Yasir Bhatti, paquistanês cristão de 31 anos, contou que fugiu de sua casa, situada perto de uma das igrejas incendiadas.

"Quebraram as janelas, as portas e roubaram geladeiras, sofás, cadeiras e outros móveis para amontoá-los em frente à igreja e tocar fogo. Também queimaram e profanaram Bíblias", relatou por telefone à AFP.

Em meio ao pânico, moradores muçulmanos foram alertar seus compatriotas cristãos sobre o que estava acontecendo.

"Duas mulheres estavam correndo. Eu abri a porta da minha casa para elas e as deixei entrar. Elas estavam muito preocupadas, mas eu as acalmei", explicou Tariq Rasool.

Vídeos nas redes sociais mostram muçulmanos com alto-falantes instando os fiéis a agir.
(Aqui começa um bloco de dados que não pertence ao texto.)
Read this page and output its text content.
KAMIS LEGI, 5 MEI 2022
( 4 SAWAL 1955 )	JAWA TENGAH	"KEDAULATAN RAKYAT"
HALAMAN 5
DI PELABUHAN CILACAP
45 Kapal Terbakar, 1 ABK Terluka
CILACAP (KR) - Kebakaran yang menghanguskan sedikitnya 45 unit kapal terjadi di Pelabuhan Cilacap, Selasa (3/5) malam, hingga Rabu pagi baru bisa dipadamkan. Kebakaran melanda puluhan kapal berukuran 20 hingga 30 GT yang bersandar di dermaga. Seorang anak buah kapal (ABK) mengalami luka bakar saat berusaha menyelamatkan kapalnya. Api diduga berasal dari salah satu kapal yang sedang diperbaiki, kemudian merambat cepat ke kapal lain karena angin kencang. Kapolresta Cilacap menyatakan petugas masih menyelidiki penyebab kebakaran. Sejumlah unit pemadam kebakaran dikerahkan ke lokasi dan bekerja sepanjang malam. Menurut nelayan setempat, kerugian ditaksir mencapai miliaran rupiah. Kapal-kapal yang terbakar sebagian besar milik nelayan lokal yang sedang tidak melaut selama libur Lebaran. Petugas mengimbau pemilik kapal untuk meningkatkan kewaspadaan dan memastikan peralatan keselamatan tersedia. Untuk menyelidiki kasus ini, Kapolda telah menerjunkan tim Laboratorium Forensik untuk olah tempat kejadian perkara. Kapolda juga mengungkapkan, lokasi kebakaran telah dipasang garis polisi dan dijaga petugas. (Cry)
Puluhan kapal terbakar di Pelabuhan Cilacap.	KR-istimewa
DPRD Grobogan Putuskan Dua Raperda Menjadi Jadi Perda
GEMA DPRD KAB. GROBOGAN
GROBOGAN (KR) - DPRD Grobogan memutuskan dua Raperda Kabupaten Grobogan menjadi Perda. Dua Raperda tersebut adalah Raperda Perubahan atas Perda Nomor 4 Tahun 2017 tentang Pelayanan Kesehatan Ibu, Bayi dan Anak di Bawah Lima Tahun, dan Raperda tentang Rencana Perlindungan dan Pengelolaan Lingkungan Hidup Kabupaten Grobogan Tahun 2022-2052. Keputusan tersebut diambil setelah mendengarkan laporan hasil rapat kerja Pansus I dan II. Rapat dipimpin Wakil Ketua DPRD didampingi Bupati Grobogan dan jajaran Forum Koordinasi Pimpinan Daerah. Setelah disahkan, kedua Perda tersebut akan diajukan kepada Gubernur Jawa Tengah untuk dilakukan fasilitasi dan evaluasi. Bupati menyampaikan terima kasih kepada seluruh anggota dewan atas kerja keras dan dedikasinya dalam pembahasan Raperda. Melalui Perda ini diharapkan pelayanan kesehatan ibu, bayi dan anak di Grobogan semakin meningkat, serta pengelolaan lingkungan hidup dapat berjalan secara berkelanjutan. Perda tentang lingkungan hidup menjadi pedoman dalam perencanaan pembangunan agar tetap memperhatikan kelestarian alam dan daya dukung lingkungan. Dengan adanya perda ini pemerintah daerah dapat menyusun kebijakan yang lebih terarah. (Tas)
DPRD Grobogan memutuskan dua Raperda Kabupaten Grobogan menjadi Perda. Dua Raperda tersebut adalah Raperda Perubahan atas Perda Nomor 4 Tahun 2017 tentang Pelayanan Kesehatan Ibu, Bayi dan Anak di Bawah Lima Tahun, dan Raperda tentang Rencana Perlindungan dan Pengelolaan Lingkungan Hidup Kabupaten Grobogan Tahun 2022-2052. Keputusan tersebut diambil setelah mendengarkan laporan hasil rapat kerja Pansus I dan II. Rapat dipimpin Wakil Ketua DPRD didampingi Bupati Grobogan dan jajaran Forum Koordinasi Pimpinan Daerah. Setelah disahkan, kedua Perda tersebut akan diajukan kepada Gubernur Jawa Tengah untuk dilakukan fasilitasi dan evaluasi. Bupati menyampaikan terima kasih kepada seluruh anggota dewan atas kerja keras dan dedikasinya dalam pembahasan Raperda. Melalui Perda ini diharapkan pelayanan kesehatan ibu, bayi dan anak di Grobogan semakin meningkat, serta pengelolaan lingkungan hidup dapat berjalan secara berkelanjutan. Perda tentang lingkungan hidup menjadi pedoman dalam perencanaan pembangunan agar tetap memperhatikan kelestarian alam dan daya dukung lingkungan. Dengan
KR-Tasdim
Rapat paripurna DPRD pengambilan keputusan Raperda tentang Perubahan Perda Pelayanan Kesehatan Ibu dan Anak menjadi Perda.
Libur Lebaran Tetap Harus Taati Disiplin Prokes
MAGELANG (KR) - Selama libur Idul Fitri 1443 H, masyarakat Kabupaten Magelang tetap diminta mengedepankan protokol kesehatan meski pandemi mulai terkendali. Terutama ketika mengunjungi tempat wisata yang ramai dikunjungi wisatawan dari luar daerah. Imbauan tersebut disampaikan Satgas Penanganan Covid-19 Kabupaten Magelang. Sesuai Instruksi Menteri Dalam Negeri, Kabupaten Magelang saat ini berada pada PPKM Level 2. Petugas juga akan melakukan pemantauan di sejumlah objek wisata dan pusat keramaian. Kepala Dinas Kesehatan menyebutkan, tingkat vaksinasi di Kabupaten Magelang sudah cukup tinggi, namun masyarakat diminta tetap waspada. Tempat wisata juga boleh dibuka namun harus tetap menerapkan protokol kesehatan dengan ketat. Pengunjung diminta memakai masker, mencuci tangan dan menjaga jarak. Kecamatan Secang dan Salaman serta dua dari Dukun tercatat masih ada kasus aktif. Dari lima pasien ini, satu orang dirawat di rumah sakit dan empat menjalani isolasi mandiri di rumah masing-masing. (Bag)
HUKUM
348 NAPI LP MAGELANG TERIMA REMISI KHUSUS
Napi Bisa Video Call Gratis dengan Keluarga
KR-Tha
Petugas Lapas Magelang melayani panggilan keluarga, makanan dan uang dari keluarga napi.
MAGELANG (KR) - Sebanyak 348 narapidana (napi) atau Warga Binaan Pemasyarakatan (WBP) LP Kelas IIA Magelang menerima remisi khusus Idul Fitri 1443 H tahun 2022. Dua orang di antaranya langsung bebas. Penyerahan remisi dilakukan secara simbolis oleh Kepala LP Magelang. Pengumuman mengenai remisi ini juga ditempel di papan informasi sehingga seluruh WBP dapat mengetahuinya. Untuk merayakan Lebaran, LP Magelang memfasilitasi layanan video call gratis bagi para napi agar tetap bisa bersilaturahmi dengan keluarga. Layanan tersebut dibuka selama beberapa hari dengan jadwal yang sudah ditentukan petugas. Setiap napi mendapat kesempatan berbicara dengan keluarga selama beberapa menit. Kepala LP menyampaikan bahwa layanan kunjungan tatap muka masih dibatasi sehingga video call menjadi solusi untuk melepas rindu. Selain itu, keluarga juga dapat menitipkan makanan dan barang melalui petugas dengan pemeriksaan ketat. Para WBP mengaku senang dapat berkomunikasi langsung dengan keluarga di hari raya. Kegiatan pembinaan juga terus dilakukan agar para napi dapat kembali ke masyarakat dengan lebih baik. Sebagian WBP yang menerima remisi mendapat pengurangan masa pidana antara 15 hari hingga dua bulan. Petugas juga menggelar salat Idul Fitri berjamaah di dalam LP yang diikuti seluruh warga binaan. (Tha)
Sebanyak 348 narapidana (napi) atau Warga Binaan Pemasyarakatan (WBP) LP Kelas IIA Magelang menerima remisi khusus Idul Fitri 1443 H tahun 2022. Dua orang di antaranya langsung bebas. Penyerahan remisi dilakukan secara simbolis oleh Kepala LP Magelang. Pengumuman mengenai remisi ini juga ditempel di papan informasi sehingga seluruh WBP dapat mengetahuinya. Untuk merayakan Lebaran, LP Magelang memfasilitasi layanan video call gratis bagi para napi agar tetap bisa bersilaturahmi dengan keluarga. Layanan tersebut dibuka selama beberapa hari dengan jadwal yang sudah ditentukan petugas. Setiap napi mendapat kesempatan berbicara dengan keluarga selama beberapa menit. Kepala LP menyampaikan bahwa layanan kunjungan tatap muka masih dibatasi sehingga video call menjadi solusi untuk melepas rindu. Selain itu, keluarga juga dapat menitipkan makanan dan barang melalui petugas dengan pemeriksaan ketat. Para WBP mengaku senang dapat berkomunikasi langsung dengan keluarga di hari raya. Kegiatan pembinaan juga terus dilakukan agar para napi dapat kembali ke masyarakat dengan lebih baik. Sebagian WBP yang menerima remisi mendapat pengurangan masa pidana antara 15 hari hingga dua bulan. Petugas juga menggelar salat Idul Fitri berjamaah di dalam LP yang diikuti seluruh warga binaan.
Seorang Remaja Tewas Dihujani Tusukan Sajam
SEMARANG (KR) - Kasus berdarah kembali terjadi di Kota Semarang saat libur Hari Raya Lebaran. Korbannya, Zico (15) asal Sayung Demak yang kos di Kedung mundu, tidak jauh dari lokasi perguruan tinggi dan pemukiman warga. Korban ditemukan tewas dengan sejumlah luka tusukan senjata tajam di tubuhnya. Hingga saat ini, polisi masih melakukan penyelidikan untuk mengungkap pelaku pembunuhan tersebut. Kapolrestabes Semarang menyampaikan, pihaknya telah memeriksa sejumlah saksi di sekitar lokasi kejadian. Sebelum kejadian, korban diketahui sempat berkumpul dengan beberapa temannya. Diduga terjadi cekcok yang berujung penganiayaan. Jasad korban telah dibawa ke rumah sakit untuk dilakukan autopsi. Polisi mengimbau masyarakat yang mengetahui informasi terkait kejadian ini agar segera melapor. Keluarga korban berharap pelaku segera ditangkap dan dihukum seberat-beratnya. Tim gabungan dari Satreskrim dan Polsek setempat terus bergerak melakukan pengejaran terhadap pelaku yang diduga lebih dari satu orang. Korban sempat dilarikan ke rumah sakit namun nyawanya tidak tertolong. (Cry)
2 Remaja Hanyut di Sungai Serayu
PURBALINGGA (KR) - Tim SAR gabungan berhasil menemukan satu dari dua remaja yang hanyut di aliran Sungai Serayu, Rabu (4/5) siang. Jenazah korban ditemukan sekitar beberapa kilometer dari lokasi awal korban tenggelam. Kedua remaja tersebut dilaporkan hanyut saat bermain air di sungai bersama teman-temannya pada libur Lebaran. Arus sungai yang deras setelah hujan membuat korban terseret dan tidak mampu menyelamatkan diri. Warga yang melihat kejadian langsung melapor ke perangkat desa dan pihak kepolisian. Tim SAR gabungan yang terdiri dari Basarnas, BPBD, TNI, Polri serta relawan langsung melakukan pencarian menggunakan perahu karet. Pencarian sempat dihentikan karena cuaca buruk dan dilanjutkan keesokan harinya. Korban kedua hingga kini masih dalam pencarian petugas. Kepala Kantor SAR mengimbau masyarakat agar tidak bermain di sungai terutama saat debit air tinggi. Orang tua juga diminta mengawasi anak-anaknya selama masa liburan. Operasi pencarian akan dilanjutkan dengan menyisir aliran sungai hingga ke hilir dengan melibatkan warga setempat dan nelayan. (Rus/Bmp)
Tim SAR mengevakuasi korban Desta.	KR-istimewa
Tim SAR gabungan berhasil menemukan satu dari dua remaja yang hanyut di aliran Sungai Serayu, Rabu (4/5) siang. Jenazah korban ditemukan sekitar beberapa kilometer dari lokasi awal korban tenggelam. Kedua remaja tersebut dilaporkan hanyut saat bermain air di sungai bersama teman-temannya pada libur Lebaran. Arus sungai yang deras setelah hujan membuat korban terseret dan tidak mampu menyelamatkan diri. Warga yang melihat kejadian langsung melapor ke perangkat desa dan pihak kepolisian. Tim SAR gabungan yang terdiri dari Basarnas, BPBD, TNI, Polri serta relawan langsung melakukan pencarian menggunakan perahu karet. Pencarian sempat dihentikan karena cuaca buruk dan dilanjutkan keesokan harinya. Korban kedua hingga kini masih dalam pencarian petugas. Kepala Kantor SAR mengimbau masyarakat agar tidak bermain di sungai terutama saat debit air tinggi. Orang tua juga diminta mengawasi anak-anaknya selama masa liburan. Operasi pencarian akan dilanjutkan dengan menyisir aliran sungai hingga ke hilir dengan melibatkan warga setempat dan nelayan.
"Os cristãos profanaram o Alcorão. Todos os religiosos, todos os muçulmanos, devem se unir e se concentrar em frente à mesquita. Antes morrer do que não se preocupar com o islã", afirma um religioso.

Um tema sensível
Vários representantes do governo condenaram a violência e manifestações foram organizadas em algumas cidades para exigir mais proteção para os cristãos.

O novo primeiro-ministro interino do Paquistão, Anwaar-ul-Haq Kakar, declarou-se "indignado" na rede social X (antigo Twitter) por esses eventos e anunciou "medidas severas contra aqueles que violam a lei voltada para as minorias".

"A triste situação atual do país exige que os líderes religiosos e personalidades de todas as religiões e confissões desempenhem um papel-chave e fundamental na preservação da unidade nacional", exigiu o bispo de Lahore, Nadeem Kamran, em um comunicado.

A questão da blasfêmia é especialmente sensível no Paquistão, onde até as acusações não comprovadas de ofensa ao islã podem motivar assassinatos e linchamentos.

A Comissão Independente de Direitos Humanos do Paquistão advertiu em várias ocasiões que as leis sobre a blasfêmia com frequência são usadas como uma arma contra as minorias religiosas e para ajustes de contas pessoais, e que este tipo de incidentes tem aumentado nos últimos anos.

Os cristãos, que representam cerca de 2% da população, ocupam um dos níveis mais baixos da sociedade paquistanesa e costumam ser alvo de acusações de blasfêmia sem fundamento.